Busch qualified second, finished Stage 1 in the third position and Stage 2 in the sixth spot. But the Joe Gibbs Racing crew struggled on pit road in the early stages. Trouble on the right-front during the caution after Stage 1, Busch lost six spots and restarted back in the ninth position. The second issue cost the team four positions when the air hose got caught on the front end of his Toyota.
Busch took the lead at Lap 232 of 267 as the remainder of the contending cars hit pit road for green flag stops. The strategy call had the 2015 MENCS champion hoping for a timely caution, which came at Lap 246 when Brad Keselowski made contact with Busch’s JGR teammate Daniel Suarez. The JGR pit crew was fast when it counted, getting their driver off pit road in the P1 position.
But Busch’s car didn’t have what it took to keep up with the remainder of the Championship 4 drivers on the final run, crossing the stripe 5.566 seconds behind race-winner and 2018 champion Joey Logano. Busch’s fourth-place race result left him fourth in the championship standings.
“I knew I was just a sitting duck on that restart (with 15 laps to go). I figured I could hold them off for four laps or five laps maybe, but damn, not even a straightaway and they’re gone. That’s just all there is to it.
“We knew the 22 (Logano) was fast, but man, I thought we were way closer than that. We kind of held up the first half of the race, but after that we were just never close. I don’t know what happened, just didn’t have the feel in the race car that I needed tonight.

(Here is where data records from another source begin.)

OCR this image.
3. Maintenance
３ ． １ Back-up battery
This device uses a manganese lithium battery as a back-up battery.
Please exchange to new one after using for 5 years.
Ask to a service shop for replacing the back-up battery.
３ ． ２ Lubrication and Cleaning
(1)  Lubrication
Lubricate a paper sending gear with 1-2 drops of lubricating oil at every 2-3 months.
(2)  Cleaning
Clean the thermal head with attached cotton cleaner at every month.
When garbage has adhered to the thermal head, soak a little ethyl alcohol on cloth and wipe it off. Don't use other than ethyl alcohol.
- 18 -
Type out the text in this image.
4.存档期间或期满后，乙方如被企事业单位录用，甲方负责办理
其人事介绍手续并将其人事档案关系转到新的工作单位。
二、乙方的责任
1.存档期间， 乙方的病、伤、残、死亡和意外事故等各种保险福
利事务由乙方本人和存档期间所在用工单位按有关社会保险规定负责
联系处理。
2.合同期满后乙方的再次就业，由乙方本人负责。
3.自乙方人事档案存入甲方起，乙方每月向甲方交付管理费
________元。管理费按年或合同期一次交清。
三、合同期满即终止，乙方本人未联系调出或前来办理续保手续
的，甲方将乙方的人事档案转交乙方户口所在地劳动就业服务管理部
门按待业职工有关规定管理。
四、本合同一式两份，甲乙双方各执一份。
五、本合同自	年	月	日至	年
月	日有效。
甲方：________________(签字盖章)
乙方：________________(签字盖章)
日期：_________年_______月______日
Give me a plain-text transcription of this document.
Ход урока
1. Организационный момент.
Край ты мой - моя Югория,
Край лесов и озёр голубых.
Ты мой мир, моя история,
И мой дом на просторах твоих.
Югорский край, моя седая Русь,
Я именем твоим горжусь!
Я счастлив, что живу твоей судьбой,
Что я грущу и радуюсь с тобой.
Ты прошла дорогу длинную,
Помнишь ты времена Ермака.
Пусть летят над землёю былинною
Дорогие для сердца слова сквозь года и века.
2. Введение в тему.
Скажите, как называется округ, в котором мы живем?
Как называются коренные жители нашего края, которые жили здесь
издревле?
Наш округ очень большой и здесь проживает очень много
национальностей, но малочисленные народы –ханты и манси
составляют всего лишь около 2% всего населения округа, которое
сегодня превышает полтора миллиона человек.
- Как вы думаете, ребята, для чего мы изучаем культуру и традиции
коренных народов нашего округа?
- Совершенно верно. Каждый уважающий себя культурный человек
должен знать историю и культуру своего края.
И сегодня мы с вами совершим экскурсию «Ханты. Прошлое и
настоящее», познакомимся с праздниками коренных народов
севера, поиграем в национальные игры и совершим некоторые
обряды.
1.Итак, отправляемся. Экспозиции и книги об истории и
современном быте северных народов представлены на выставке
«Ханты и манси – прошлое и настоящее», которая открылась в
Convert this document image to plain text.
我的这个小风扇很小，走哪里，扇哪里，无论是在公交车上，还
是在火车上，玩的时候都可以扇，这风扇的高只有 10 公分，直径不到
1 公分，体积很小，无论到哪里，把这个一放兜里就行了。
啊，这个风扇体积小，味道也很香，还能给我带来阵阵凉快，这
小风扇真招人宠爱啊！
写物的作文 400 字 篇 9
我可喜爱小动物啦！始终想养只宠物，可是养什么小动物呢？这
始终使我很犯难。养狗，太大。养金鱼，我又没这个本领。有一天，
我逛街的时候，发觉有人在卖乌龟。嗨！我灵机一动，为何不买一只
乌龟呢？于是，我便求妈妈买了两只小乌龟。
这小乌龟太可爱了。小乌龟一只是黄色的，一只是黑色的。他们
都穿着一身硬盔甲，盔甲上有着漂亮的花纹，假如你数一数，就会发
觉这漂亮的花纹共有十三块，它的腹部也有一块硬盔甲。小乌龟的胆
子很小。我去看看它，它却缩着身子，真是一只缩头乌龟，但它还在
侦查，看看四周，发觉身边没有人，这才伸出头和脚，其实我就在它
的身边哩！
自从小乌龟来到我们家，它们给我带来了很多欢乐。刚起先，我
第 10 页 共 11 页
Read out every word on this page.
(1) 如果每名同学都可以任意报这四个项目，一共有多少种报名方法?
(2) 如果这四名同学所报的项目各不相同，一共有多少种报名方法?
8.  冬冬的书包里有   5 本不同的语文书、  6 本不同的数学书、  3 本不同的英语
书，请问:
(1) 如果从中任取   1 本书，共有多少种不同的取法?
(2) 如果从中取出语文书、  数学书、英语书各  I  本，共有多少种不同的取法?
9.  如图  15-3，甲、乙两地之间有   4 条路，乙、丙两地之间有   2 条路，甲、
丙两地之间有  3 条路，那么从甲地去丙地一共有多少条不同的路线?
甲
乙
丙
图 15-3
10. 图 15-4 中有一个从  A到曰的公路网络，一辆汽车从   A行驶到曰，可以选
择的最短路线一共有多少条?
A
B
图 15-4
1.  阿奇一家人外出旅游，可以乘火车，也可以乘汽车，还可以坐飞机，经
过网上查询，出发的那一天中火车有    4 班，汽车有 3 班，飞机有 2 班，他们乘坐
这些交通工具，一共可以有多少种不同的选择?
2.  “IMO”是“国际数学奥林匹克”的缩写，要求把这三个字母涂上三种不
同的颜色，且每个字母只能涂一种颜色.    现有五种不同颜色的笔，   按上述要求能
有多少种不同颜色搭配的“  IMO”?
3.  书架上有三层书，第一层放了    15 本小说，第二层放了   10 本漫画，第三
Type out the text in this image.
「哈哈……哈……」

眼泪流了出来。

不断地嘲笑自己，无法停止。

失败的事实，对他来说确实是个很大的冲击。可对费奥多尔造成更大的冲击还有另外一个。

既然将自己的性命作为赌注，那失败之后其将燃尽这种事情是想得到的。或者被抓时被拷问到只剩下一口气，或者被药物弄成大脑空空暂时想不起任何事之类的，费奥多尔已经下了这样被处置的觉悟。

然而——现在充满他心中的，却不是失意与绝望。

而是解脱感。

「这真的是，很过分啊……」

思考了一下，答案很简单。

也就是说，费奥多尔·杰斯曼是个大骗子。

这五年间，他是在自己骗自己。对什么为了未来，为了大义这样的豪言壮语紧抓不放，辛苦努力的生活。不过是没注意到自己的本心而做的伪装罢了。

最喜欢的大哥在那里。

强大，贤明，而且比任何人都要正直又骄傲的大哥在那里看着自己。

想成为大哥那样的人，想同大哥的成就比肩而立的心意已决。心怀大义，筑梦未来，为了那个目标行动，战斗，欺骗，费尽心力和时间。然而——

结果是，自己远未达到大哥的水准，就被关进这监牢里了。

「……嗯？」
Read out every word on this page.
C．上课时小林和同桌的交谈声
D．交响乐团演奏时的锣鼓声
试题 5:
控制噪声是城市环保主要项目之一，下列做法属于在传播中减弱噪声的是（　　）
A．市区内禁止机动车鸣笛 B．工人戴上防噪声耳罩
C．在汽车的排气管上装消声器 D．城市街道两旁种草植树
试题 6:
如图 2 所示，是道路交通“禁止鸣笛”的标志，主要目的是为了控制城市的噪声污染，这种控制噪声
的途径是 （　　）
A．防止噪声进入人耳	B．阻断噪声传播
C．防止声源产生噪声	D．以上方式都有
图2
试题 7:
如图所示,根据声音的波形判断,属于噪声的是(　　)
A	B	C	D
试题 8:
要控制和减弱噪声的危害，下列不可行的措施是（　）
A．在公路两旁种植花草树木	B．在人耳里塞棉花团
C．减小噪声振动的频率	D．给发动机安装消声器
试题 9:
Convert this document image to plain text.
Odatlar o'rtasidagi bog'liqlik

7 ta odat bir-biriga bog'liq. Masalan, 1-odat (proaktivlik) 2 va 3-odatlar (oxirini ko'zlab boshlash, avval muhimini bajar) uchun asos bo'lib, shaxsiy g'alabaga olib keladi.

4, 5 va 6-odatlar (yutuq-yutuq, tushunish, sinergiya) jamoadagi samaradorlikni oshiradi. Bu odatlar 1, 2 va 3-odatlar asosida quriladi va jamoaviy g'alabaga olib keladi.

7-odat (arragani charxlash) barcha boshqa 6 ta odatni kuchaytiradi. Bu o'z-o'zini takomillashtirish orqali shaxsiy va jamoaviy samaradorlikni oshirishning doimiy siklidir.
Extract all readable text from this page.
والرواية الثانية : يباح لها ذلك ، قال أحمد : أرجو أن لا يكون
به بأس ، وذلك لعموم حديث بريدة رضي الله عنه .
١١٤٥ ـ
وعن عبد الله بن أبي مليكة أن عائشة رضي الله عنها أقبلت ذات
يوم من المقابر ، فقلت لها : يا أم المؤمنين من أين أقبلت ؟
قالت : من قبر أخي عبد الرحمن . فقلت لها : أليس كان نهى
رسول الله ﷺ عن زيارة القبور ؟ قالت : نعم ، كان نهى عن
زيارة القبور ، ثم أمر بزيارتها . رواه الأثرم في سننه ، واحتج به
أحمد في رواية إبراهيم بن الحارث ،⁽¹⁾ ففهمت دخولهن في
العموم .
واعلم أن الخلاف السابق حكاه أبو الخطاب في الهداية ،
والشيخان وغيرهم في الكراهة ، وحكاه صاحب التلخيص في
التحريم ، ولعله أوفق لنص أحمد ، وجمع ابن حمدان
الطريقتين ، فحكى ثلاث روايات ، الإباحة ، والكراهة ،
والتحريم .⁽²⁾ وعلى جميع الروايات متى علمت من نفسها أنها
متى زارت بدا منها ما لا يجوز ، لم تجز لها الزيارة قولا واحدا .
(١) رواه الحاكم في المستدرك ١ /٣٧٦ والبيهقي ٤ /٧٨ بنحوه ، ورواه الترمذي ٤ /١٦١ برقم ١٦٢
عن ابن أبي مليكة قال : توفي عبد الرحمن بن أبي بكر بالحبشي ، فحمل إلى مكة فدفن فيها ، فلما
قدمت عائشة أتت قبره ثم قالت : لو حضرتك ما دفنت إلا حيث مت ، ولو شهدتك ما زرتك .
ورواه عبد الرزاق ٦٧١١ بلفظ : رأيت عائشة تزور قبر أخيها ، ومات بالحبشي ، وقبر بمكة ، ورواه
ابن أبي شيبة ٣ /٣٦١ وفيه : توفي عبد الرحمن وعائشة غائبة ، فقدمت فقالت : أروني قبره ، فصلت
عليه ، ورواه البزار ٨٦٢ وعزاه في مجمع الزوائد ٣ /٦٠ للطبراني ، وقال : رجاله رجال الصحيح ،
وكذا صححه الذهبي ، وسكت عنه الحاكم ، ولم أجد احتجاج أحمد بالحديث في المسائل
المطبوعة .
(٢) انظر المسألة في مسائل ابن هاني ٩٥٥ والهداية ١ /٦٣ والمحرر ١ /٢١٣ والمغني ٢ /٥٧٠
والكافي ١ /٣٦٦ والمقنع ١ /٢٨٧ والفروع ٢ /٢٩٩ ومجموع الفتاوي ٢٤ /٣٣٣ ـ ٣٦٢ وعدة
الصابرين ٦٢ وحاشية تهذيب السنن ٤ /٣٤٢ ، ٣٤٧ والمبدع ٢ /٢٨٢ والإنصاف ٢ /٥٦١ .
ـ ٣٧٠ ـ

“Bummed for all of our guys, Adam Stevens (crew chief) and my guys did a phenomenal job. This M&M’s Camry team was really, really good – just not good enough on the night we wanted the most. We finished fourth, last of the Playoff guys. That’s not what it takes these days.”
As for how the Las Vegas native will remember the 2018 season?
“Lots of wins and forget about it now, move on.”